In total, the OSA report projects the six programs with administrative spending limits will combine to come in more than $2 million under the combined $6.9 million cap. Those programs included:

  • Emergency Housing Assistance administered through the Department of Local Affairs, which is projected to come in $300,000 under its cap of $1.7 million;
  • Child Care Provider Assistance administered through the Department of Human Services, which is projected to squeeze in $7,300 under its cap of roughly $1.5 million;
  • Small Business Relief Program administered through DOLA, which auditors anticipate will see just $700,000 spent out of a possible $1.8 million allowed to be used on administrative expenses by the state and grantees;
  • Connecting Colorado’s Students Grant Program administered through the Department of Education, which is expected to spend $22,000 on administrative costs out of an allowed $400,000;
  • Colorado Arts Relief Fund administered through the Governor’s Office of Economic Development and International Trade, which is projected to come in $228,500 under its $375,000 cap;
  • Food Pantry Assistance Grant Program administered through DHS, which is projected to come in $8,300 under its cap of just over $1 million.

The final two programs approved during last year's special session, the Disproportionately Impacted Businesses Relief Program and the Eviction Legal Defense Program, did not include administrative spending caps.

A further review of spending on administrative costs by OSA also determined that those expenses fell within state fiscal rule standards of being reasonable and necessary.

The audit also tracked projected program spending and concluded that a projected $24 million is set to be leftover. Almost all of that funding projected to be unused, some $22 million, comes from DOLA’s Small Business Relief Program.

The report highlighted several factors blocking local governments that partnered with the state on the program from distributing the funds.

“This included small businesses not meeting the statutory criteria that limited the types of businesses that could receive aid, and some businesses choosing not to apply for relief aid because they focused their limited resources on other relief programs such as the federal Paycheck Protection Program,” the report said, noting three local governments that applied for and received funds did not have any qualified applicants apply.

Depending on the statutory language authorizing the program, the unspent funds will either be returned to the state’s general fund or rolled over in the program’s budget.

But while the Small Business Relief Program is expected to return the largest sum, the projected $800,000 left unspent by the Judicial Department’s Eviction Legal Defense Program drew the most ire from the panel.

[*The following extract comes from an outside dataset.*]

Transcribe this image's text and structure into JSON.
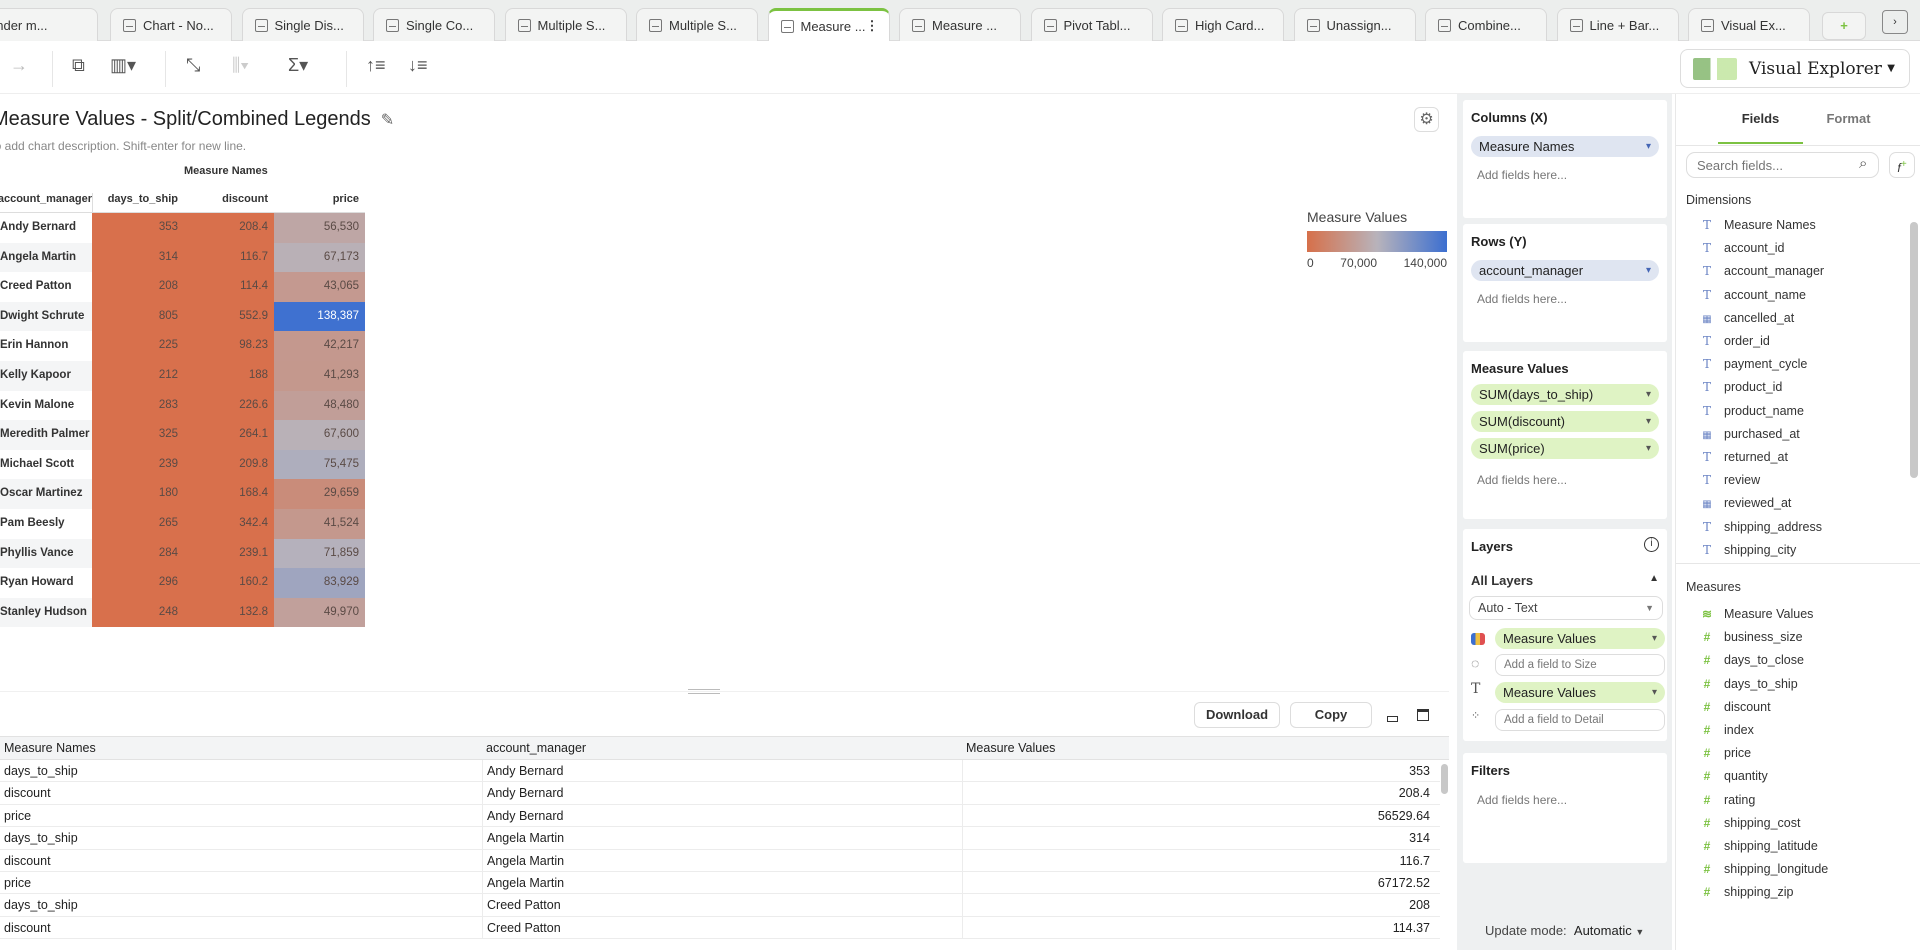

Sen. Julie Gonzales, D-Denver, said she was “frustrated and disappointed” that a misinterpretation of the bill’s legislative intent hamstrung one of the grantees, resulting in the return of nearly all of the original grant.

“I'm hoping that in future opportunities to work together on this, that we can ensure that we are all clear on the legislative intent of these programs, because the impact of this is that fewer people across the state in the midst of a pandemic had the opportunity to receive legal counsel,” she told state court administrator Steve Vasconcellos.

Vasconcellos countered that while the grantee may be frustrated, "if you look at actually spending, I think it's harder to make an argument of actual harm."